Que retiendrez-vous de cette rencontre ? 

 

M. W - Cette rencontre était très intéressante en tant qu’elle porte un questionnement actuel et surtout universel. Je souhaiterais, pour ma part, pouvoir poursuivre ce débat, ce d’autant que les étudiants étaient attentifs et réactifs tout en exprimant parfois des avis différents des nôtres. A la fin du débat, les enseignants se sont plaints de ce que les étudiants ne lisent pas, ce qui nous a suggéré  l’idée d’organiser des dons d’ouvrages d’art pour développer et enrichir une bibliothèque de l’université.

 

D. W - Tout d’abord nous sommes très heureux de voir que, malgré toutes les difficultés, malgré l’importance des besoins primordiaux persistants, de telles écoles se développent en Afrique.

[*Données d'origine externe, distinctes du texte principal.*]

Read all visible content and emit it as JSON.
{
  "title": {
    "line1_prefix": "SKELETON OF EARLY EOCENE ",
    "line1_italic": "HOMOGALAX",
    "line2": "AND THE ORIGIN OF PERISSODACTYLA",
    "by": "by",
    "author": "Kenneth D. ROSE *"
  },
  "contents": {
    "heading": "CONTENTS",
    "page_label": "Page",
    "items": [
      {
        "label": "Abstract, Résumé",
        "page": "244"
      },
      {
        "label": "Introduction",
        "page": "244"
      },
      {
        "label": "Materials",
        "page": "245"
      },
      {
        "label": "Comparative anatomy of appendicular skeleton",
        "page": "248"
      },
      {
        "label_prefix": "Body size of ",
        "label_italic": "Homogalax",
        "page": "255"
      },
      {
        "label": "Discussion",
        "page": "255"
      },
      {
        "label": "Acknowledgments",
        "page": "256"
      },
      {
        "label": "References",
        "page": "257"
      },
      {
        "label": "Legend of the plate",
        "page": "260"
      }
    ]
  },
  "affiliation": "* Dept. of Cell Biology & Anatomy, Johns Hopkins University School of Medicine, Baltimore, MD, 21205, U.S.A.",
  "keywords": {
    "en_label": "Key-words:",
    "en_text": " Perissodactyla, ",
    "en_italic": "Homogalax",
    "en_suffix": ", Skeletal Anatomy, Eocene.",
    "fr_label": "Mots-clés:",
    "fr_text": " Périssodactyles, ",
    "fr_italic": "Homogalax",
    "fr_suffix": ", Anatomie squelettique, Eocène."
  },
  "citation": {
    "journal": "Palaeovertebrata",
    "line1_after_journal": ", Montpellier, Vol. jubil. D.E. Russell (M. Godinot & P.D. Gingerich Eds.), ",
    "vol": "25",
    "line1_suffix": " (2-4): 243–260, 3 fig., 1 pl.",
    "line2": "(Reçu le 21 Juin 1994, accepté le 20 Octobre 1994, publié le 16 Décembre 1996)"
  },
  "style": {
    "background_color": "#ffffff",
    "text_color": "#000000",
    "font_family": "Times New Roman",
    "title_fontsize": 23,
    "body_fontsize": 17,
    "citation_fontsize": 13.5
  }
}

L’art est un facteur d’ouverture sur le monde, sur la vie de tous les humains, sur notre futur. Alors, bravo !  En fin de rencontre, les enseignants nous ont rappelé que c’est le mérite de Jean-Paul Notué d’avoir créé cet institut, ce qui a réactivé notre ancien projet d’organiser un colloque en hommage à cet éminent spécialiste des arts d’Afrique, mort beaucoup trop tôt. A suivre donc.